The travel industry has bounced back from some pretty devastating crises before. According to the World Travel and Tourism Council (WTTC), since 2001, the travel industry has bounced back quicker from several crises than it has ever done in the past. Still, the entire world has never seen a crisis like the COVID-19 pandemic on such a global scale before, so this is unchartered territory for the travel and tourism industry, which was the first to feel the devastating effects this pandemic can have on business.
This has not stopped travel experts from making some basic predictions and assumptions of what travel will probably look like after COVID-19, however. Many experts believe that the industry’s ability to eventually rise above the crisis will hold as it did in the past because people have not changed their desire to get up and go, either for business or pleasure.
However, experts also admit that some criteria must be met to get people traveling again once flights and countries open up their borders again. Lower travel prices and safer travel protocols are two of the main ones.
There are sure to be a lot of changes in how people travel as well as how the travel industry answers the call of the ‘new normal’ when it comes to traveling, and the following changes are likely to happen as soon as the pandemic is over.
After the pandemic, travel will be all about maintaining a clean environment more than ever before. New disinfection and sanitation policies will be made for hotels, airplanes, cruises, lodgings, accommodations, and transport. This will most likely entail proof that the place where tourists and travelers are staying and the vehicles they are traveling in have been disinfected according to national and international guidelines.
Airlines and hotels, in particular, are already coming up with new sanitation guidelines which include more frequent cleanings, hospital-grade sanitizing procedures, limited personal services, constant cleaning of community-touch areas, and increasing the supply of disinfectants and sanitizers for passengers and guests.
Since March 31st of this year, hotel rates have seen a massive decline in bookings and price which is likely to continue until the end of May. It is expected that hotel rates from March to May will decline by 30% since occupancy will decline by 20-40% during that same period.
This steep discount is likely to continue well after the pandemic starts leveling off given the fact that hotel rates remained low a long time after past crises, like the 911 attacks and the credit crisis and recession of 2007-2009.
These low hotel rates are not expected to put the hotel industry in serious long-term jeopardy. Even if ownership of name-brand hotels changes during the crisis and its aftermath, hotels will eventually come back to normal prices and profitability.

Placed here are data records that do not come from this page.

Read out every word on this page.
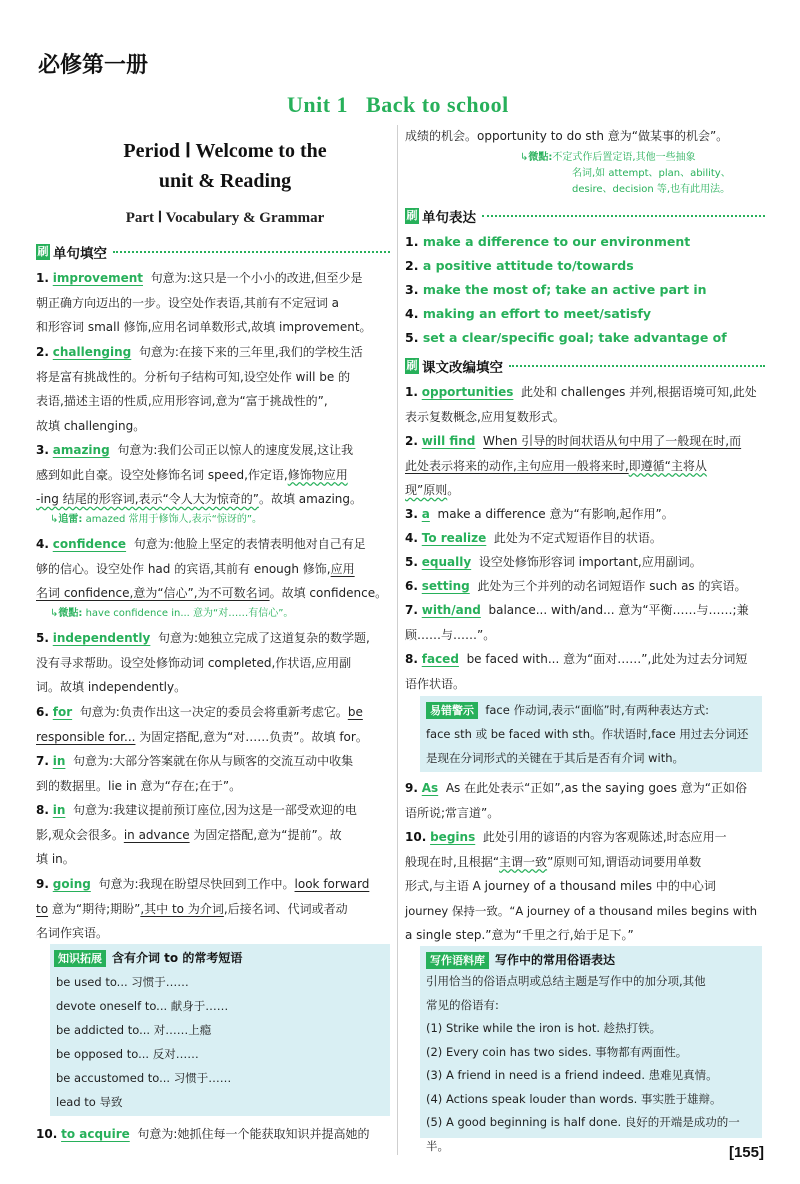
必修第一册
Unit 1   Back to school
Period Ⅰ Welcome to the
unit & Reading
Part Ⅰ Vocabulary & Grammar
刷 单句填空
1. improvement 句意为:这只是一个小小的改进,但至少是
朝正确方向迈出的一步。设空处作表语,其前有不定冠词 a
和形容词 small 修饰,应用名词单数形式,故填 improvement。
2. challenging 句意为:在接下来的三年里,我们的学校生活
将是富有挑战性的。分析句子结构可知,设空处作 will be 的
表语,描述主语的性质,应用形容词,意为“富于挑战性的”,
故填 challenging。
3. amazing 句意为:我们公司正以惊人的速度发展,这让我
感到如此自豪。设空处修饰名词 speed,作定语,修饰物应用
-ing 结尾的形容词,表示“令人大为惊奇的”。故填 amazing。
↳追雷: amazed 常用于修饰人,表示“惊讶的”。
4. confidence 句意为:他脸上坚定的表情表明他对自己有足
够的信心。设空处作 had 的宾语,其前有 enough 修饰,应用
名词 confidence,意为“信心”,为不可数名词。故填 confidence。
↳微點: have confidence in... 意为“对……有信心”。
5. independently 句意为:她独立完成了这道复杂的数学题,
没有寻求帮助。设空处修饰动词 completed,作状语,应用副
词。故填 independently。
6. for 句意为:负责作出这一决定的委员会将重新考虑它。be
responsible for... 为固定搭配,意为“对……负责”。故填 for。
7. in 句意为:大部分答案就在你从与顾客的交流互动中收集
到的数据里。lie in 意为“存在;在于”。
8. in 句意为:我建议提前预订座位,因为这是一部受欢迎的电
影,观众会很多。in advance 为固定搭配,意为“提前”。故
填 in。
9. going 句意为:我现在盼望尽快回到工作中。look forward
to 意为“期待;期盼”,其中 to 为介词,后接名词、代词或者动
名词作宾语。
知识拓展 含有介词 to 的常考短语
be used to... 习惯于……
devote oneself to... 献身于……
be addicted to... 对……上瘾
be opposed to... 反对……
be accustomed to... 习惯于……
lead to 导致
10. to acquire 句意为:她抓住每一个能获取知识并提高她的
成绩的机会。opportunity to do sth 意为“做某事的机会”。
↳微點:不定式作后置定语,其他一些抽象
名词,如 attempt、plan、ability、
desire、decision 等,也有此用法。
刷 单句表达
1. make a difference to our environment
2. a positive attitude to/towards
3. make the most of; take an active part in
4. making an effort to meet/satisfy
5. set a clear/specific goal; take advantage of
刷 课文改编填空
1. opportunities 此处和 challenges 并列,根据语境可知,此处
表示复数概念,应用复数形式。
2. will find When 引导的时间状语从句中用了一般现在时,而
此处表示将来的动作,主句应用一般将来时,即遵循“主将从
现”原则。
3. a make a difference 意为“有影响,起作用”。
4. To realize 此处为不定式短语作目的状语。
5. equally 设空处修饰形容词 important,应用副词。
6. setting 此处为三个并列的动名词短语作 such as 的宾语。
7. with/and balance... with/and... 意为“平衡……与……;兼
顾……与……”。
8. faced be faced with... 意为“面对……”,此处为过去分词短
语作状语。
易错警示 face 作动词,表示“面临”时,有两种表达方式:
face sth 或 be faced with sth。作状语时,face 用过去分词还
是现在分词形式的关键在于其后是否有介词 with。
9. As As 在此处表示“正如”,as the saying goes 意为“正如俗
语所说;常言道”。
10. begins 此处引用的谚语的内容为客观陈述,时态应用一
般现在时,且根据“主谓一致”原则可知,谓语动词要用单数
形式,与主语 A journey of a thousand miles 中的中心词
journey 保持一致。“A journey of a thousand miles begins with
a single step.”意为“千里之行,始于足下。”
写作语料库 写作中的常用俗语表达
引用恰当的俗语点明或总结主题是写作中的加分项,其他
常见的俗语有:
(1) Strike while the iron is hot. 趁热打铁。
(2) Every coin has two sides. 事物都有两面性。
(3) A friend in need is a friend indeed. 患难见真情。
(4) Actions speak louder than words. 事实胜于雄辩。
(5) A good beginning is half done. 良好的开端是成功的一半。	[155]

There is no doubt that there are going to be severe global economic repercussions equated to the COVID-19 virus. The UN expects the global economy to shrink one percent this year (2020) due to the corona pandemic. In short, countries will be making less money, so their people will be making less money. This is exactly why it makes little sense for airlines to increase their fare prices to try and make up for what they lost, especially when they want people to start flying again as soon as they are allowed to.
Airlines across the globe will most likely slash their prices drastically as well as sell fewer seats to entice passengers to start flying as before. The lower prices won’t scare off those who are already suffering the economic setback due to COVID-19, and the emptier airplane will give passengers a sense of safety as they can maintain social distance during their flight.
As it stands right now, travel experts believe business people will comprise the majority of airline travelers first, followed by domestic, and then international leisure travelers.
Hotel Rooms Over Rentals
If it is going to take some time for hotels to return to their former glory, it will take even longer for vacation rentals to do the same. The fact is that hotel chains will be in a better position to regulate and maintain safety and cleanliness standards than Airbnb rentals will.
Guests are going to feel safer knowing that their hotel room has been cleaned and sanitized according to standardized guidelines. The pandemic will still be fresh in travelers’ and tourists’ minds and therefore the better communicator is going to get their business.
Since hotel chains will have more of an advertising budget than vacation rental owners, they will be able to market their cleaning and safety measures to the masses and therefore gain more market share than their alternative lodging competitors. More market share means more bookings and quicker recovery time.
Fewer Airline Fees and More Flexible Bookings
Along with lower fares and emptier seats, airlines will probably reduce or eliminate cancellation and change fees, as well as offer more flexible options for bookings and re-bookings for some time until the world gets acquainted with airline travel and new safety guidelines and rules.
The more flexible, less stringent nature of their approach will be spurred on by their desire to get things back on track and people flying as regularly as before. If all goes well, they will more than likely reinstate their former fees and become more stringent with their re-bookings sometime by the middle of next year (2021).
Travel and tourism industries have indeed taken a hit due to the current pandemic. However, they have both already begun to adjust and start implementing safety standards that meet international and national safety guidelines along with planning to lower travel and lodging rates to encourage business once again. If there is an industry that can bounce back quickly from the current pandemic, it is travel and tourism. They have done it many times in the past and are in a great position to do it again.